Jeanine entre en transe, cette techno du désert, quoi, pas de désert au Liban, OK, cette techno steppique accompagne fort bien les images projetées, mais personne ne soutiendra que le brave Radwan Ghazi Moumneh soit un virtuose du luth.
Le Khamsin brûlant souffle, tu n'avais pas prévu de keffieh, le sable te pénètre dans les narines et te pique les yeux alors que dehors il pleut!
Debout, il amorce un nouveau chant plaintif, ' 7ebr El 3oyoun 'qui soudain vire dancetrack.

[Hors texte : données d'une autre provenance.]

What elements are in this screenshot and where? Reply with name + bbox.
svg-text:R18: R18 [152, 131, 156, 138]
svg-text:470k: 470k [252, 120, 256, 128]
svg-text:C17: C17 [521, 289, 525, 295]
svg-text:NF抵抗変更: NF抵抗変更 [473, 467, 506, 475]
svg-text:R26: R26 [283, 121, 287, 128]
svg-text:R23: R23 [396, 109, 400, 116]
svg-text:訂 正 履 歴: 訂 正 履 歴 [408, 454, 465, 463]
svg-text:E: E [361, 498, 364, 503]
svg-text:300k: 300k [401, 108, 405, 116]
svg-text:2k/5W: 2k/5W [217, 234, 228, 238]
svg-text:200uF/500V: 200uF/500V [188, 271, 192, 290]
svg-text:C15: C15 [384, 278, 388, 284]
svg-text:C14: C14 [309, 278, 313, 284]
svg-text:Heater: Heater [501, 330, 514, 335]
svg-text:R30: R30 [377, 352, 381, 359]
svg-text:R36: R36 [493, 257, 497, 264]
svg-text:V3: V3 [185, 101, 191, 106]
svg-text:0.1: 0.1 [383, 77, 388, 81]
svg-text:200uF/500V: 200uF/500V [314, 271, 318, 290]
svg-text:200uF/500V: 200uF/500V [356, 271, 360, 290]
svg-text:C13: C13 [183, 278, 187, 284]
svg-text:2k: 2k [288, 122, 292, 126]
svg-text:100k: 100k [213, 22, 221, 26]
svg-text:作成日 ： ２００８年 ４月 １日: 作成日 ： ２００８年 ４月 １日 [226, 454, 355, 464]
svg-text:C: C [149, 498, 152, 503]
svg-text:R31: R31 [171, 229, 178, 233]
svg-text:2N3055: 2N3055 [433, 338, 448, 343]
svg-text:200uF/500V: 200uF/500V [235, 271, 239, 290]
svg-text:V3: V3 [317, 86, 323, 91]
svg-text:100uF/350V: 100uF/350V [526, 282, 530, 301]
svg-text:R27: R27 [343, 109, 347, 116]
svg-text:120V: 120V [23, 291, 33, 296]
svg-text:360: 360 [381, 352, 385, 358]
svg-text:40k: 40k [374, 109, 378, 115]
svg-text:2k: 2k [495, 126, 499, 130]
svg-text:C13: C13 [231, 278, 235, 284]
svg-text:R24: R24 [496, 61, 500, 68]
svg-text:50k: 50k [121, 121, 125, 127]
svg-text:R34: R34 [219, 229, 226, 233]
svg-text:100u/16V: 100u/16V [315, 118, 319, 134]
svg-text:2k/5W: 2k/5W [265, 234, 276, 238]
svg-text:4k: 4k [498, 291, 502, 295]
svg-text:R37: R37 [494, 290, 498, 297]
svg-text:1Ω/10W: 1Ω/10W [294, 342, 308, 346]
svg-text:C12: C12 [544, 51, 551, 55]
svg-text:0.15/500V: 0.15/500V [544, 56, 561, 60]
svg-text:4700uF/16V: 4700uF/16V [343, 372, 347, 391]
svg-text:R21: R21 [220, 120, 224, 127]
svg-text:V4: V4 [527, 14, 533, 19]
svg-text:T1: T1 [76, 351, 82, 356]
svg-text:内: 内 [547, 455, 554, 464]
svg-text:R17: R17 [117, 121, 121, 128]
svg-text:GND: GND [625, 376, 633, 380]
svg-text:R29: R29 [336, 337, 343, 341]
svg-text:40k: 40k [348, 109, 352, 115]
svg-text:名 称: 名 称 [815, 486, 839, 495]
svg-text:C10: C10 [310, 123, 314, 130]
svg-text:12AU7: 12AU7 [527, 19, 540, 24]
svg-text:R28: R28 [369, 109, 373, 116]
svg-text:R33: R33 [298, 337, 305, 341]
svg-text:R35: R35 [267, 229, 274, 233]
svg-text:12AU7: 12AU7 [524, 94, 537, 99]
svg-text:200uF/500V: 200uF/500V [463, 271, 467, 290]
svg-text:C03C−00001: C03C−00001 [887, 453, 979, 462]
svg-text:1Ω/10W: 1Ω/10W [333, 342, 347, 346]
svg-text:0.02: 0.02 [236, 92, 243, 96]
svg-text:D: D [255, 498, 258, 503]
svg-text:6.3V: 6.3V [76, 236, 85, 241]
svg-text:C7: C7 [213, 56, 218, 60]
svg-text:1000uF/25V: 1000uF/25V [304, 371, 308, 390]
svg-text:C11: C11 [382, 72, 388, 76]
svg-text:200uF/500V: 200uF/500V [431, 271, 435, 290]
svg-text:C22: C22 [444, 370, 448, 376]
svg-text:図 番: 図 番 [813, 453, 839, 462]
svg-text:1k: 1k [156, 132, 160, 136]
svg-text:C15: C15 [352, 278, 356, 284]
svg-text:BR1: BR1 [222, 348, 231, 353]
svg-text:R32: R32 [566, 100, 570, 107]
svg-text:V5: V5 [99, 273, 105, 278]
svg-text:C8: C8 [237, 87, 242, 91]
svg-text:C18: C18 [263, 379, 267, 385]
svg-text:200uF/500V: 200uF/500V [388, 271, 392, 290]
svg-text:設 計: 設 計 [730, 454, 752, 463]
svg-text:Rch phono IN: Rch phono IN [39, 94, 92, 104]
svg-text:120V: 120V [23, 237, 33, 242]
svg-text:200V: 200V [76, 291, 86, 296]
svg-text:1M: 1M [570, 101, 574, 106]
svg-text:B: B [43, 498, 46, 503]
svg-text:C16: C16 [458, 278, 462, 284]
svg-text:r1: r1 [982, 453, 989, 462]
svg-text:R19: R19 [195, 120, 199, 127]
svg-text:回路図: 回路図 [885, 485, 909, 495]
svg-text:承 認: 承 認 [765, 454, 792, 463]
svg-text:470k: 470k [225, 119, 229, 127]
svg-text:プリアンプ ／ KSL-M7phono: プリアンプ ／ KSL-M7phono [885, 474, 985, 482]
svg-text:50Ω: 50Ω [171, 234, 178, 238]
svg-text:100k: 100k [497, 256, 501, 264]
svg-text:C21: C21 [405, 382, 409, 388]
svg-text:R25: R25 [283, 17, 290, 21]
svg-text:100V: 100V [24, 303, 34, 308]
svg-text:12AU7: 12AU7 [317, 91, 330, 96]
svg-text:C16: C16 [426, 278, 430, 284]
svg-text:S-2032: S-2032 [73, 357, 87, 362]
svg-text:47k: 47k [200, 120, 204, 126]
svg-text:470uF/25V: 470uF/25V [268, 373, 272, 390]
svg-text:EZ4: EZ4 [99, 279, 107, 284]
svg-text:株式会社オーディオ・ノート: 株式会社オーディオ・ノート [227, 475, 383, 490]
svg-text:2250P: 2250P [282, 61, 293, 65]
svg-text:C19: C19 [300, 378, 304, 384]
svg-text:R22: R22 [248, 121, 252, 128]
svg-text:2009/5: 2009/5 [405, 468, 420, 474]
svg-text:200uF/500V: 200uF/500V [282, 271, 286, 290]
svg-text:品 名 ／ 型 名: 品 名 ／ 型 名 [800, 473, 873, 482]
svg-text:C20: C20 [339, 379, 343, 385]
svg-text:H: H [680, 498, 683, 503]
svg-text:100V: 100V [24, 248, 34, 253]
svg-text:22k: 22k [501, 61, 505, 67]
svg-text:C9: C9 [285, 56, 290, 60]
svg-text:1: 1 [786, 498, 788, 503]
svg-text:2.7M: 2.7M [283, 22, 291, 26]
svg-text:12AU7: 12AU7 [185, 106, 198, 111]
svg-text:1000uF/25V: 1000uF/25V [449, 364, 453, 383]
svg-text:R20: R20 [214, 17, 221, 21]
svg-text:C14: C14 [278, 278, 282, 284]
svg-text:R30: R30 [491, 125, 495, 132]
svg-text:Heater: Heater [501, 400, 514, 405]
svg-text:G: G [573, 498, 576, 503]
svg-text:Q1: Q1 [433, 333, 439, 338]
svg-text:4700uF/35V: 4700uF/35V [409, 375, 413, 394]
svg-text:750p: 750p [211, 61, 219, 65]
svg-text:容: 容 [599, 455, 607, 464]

Un blanc, embarrassant, des vibrations, frottements, glissements, oscillations, il a dû visiter la sonothèque, les prémices se prolongent, il se décide à reprendre le buzuk et entame un truc ressemblant vaguement à la danse du sabre d' Aram Khatchatourian, ça reste anecdotique, tu ne cries pas au génie comme certains critiques, l'esthétique du concept t'échappe, tu ne parviens pas à créer des parallèles avec la situation conflictuelle au Moyen-Orient, tu dois être borné!
Sur scène, la performance s'éternise, trois ou quatre clients quittent la boutique en sourdine, JIMH s'enfile un tube dans la trachée artère, râle, se tortille, frémit, grogne, tu souffres pour lui et espères que les résultats de l'analyse de l'oesophage n'indiquent pas une dysphagie quelconque.
Il finit par se ressaisir pour terminer la lecture de 'If He Dies, If If If If If If'!
Bof, bof, bof...désarmant plus qu' exaltant!